Advantages of CMR include non-ionizing modality, highly favorable spatial and temporal resolution, and less operator-dependence than echocardiography. Acquisition of 3D data sets makes CMR uniquely well-suited for evaluating the complex anatomy in congenital heart disease. CMR can distinguish between ischemic and non-ischemic cardiomyopathy and provide, particularly in infiltrative cardiomyopathies.3,4,12,13

Ischemia Evaluation/Myocardial Viability: CMR can delineate normal myocardium, hibernating myocardium, and myocardial fibrosis. In addition, prognostic information is obtained through viability assessment and scar quantification.

Similar to PET, during the COVID-19 pandemic, CMR viability should only be pursued in hospitalized, unstable patients to guide urgent revascularization. Testing should be deferred for routine planning purposes.

Myocardial Fibrosis/Inflammation: combining several CMR techniques have improved detection of acute myocarditis and fibrosis. The Lake Louise criteria can be especially helpful in identifying myocarditis and employs T2-weighted imaging, LGE and EGE.12 With the overlap between CMR and PET, judicious selection of the study yielding the most information is recommended.

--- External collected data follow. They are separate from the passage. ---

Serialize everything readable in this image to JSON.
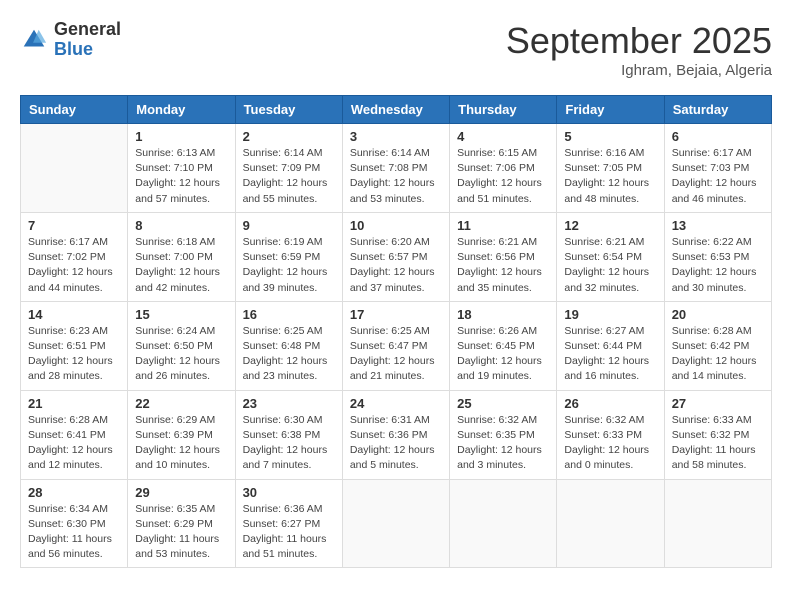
{
  "logo": {
    "general": "General",
    "blue": "Blue"
  },
  "title": "September 2025",
  "location": "Ighram, Bejaia, Algeria",
  "weekdays": [
    "Sunday",
    "Monday",
    "Tuesday",
    "Wednesday",
    "Thursday",
    "Friday",
    "Saturday"
  ],
  "weeks": [
    [
      {
        "day": "",
        "info": ""
      },
      {
        "day": "1",
        "info": "Sunrise: 6:13 AM\nSunset: 7:10 PM\nDaylight: 12 hours\nand 57 minutes."
      },
      {
        "day": "2",
        "info": "Sunrise: 6:14 AM\nSunset: 7:09 PM\nDaylight: 12 hours\nand 55 minutes."
      },
      {
        "day": "3",
        "info": "Sunrise: 6:14 AM\nSunset: 7:08 PM\nDaylight: 12 hours\nand 53 minutes."
      },
      {
        "day": "4",
        "info": "Sunrise: 6:15 AM\nSunset: 7:06 PM\nDaylight: 12 hours\nand 51 minutes."
      },
      {
        "day": "5",
        "info": "Sunrise: 6:16 AM\nSunset: 7:05 PM\nDaylight: 12 hours\nand 48 minutes."
      },
      {
        "day": "6",
        "info": "Sunrise: 6:17 AM\nSunset: 7:03 PM\nDaylight: 12 hours\nand 46 minutes."
      }
    ],
    [
      {
        "day": "7",
        "info": "Sunrise: 6:17 AM\nSunset: 7:02 PM\nDaylight: 12 hours\nand 44 minutes."
      },
      {
        "day": "8",
        "info": "Sunrise: 6:18 AM\nSunset: 7:00 PM\nDaylight: 12 hours\nand 42 minutes."
      },
      {
        "day": "9",
        "info": "Sunrise: 6:19 AM\nSunset: 6:59 PM\nDaylight: 12 hours\nand 39 minutes."
      },
      {
        "day": "10",
        "info": "Sunrise: 6:20 AM\nSunset: 6:57 PM\nDaylight: 12 hours\nand 37 minutes."
      },
      {
        "day": "11",
        "info": "Sunrise: 6:21 AM\nSunset: 6:56 PM\nDaylight: 12 hours\nand 35 minutes."
      },
      {
        "day": "12",
        "info": "Sunrise: 6:21 AM\nSunset: 6:54 PM\nDaylight: 12 hours\nand 32 minutes."
      },
      {
        "day": "13",
        "info": "Sunrise: 6:22 AM\nSunset: 6:53 PM\nDaylight: 12 hours\nand 30 minutes."
      }
    ],
    [
      {
        "day": "14",
        "info": "Sunrise: 6:23 AM\nSunset: 6:51 PM\nDaylight: 12 hours\nand 28 minutes."
      },
      {
        "day": "15",
        "info": "Sunrise: 6:24 AM\nSunset: 6:50 PM\nDaylight: 12 hours\nand 26 minutes."
      },
      {
        "day": "16",
        "info": "Sunrise: 6:25 AM\nSunset: 6:48 PM\nDaylight: 12 hours\nand 23 minutes."
      },
      {
        "day": "17",
        "info": "Sunrise: 6:25 AM\nSunset: 6:47 PM\nDaylight: 12 hours\nand 21 minutes."
      },
      {
        "day": "18",
        "info": "Sunrise: 6:26 AM\nSunset: 6:45 PM\nDaylight: 12 hours\nand 19 minutes."
      },
      {
        "day": "19",
        "info": "Sunrise: 6:27 AM\nSunset: 6:44 PM\nDaylight: 12 hours\nand 16 minutes."
      },
      {
        "day": "20",
        "info": "Sunrise: 6:28 AM\nSunset: 6:42 PM\nDaylight: 12 hours\nand 14 minutes."
      }
    ],
    [
      {
        "day": "21",
        "info": "Sunrise: 6:28 AM\nSunset: 6:41 PM\nDaylight: 12 hours\nand 12 minutes."
      },
      {
        "day": "22",
        "info": "Sunrise: 6:29 AM\nSunset: 6:39 PM\nDaylight: 12 hours\nand 10 minutes."
      },
      {
        "day": "23",
        "info": "Sunrise: 6:30 AM\nSunset: 6:38 PM\nDaylight: 12 hours\nand 7 minutes."
      },
      {
        "day": "24",
        "info": "Sunrise: 6:31 AM\nSunset: 6:36 PM\nDaylight: 12 hours\nand 5 minutes."
      },
      {
        "day": "25",
        "info": "Sunrise: 6:32 AM\nSunset: 6:35 PM\nDaylight: 12 hours\nand 3 minutes."
      },
      {
        "day": "26",
        "info": "Sunrise: 6:32 AM\nSunset: 6:33 PM\nDaylight: 12 hours\nand 0 minutes."
      },
      {
        "day": "27",
        "info": "Sunrise: 6:33 AM\nSunset: 6:32 PM\nDaylight: 11 hours\nand 58 minutes."
      }
    ],
    [
      {
        "day": "28",
        "info": "Sunrise: 6:34 AM\nSunset: 6:30 PM\nDaylight: 11 hours\nand 56 minutes."
      },
      {
        "day": "29",
        "info": "Sunrise: 6:35 AM\nSunset: 6:29 PM\nDaylight: 11 hours\nand 53 minutes."
      },
      {
        "day": "30",
        "info": "Sunrise: 6:36 AM\nSunset: 6:27 PM\nDaylight: 11 hours\nand 51 minutes."
      },
      {
        "day": "",
        "info": ""
      },
      {
        "day": "",
        "info": ""
      },
      {
        "day": "",
        "info": ""
      },
      {
        "day": "",
        "info": ""
      }
    ]
  ]
}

In many instances, the urgency for CMR can be delayed as it will often not impact immediate management. One exception for this is for patients with acute myocarditis, in whom CMR may guide initiation of immunosuppression.14 Although data is limited, use of CMR to gain insights into the cause of cardiomyopathy with COVID-19 may be helpful. Risk/benefit must be considered due to risk for exposure.15

Disadvantages include long-duration of studies, need for patient breath-holding and interference from cardiovascular implantable electronic devices (CIED) and other implants. Most CIEDs are MRI compatible, but coil artifact remains a significant problem. Coronary stents and mechanical valves are not contraindications for CMR studies.16 The risk of nephrogenic systemic fibrosis precludes gadolinium administration in patients with estimated glomerular filtration rate <30 mL/min. Lastly, the spatial resolution is not as high as CT and assessment of smaller structures, such as coronary arteries, is limited.12,13

LEFT VENTRICULAR ASSIST DEVICES

Echocardiography is indispensable in the longitudinal care of patients with LVADs. It aids in speed optimization based on geometric and functional parameters such as ventricular septal alignment, mitral regurgitation severity, right ventricular (RV) function, and aortic valve (AV) opening. Additionally, it has a key role in suspected RV failure, pump thrombosis, inflow, and outflow graft obstruction and LVAD dysfunction.17

Non-contrasted cardiac computed tomography (CCT) in LVAD patients is ancillary to echocardiography and aids in visualizing areas obscured on echocardiography, such as the outflow cannula. CCT is useful in detecting post-surgical complications, including large vessel injury, mediastinal and pericardial fluid collections, and thrombus evaluation. In patients with suspected RV failure and challenging echocardiographic windows, CCT is an excellent modality for accurate assessment of RV ejection fraction and volumes. This requires ECG-gating and intravenous contrast administration.18,19 There is no established role for routine rMPI imaging in LVAD patients. CMR is contraindicated in patients with LVADs.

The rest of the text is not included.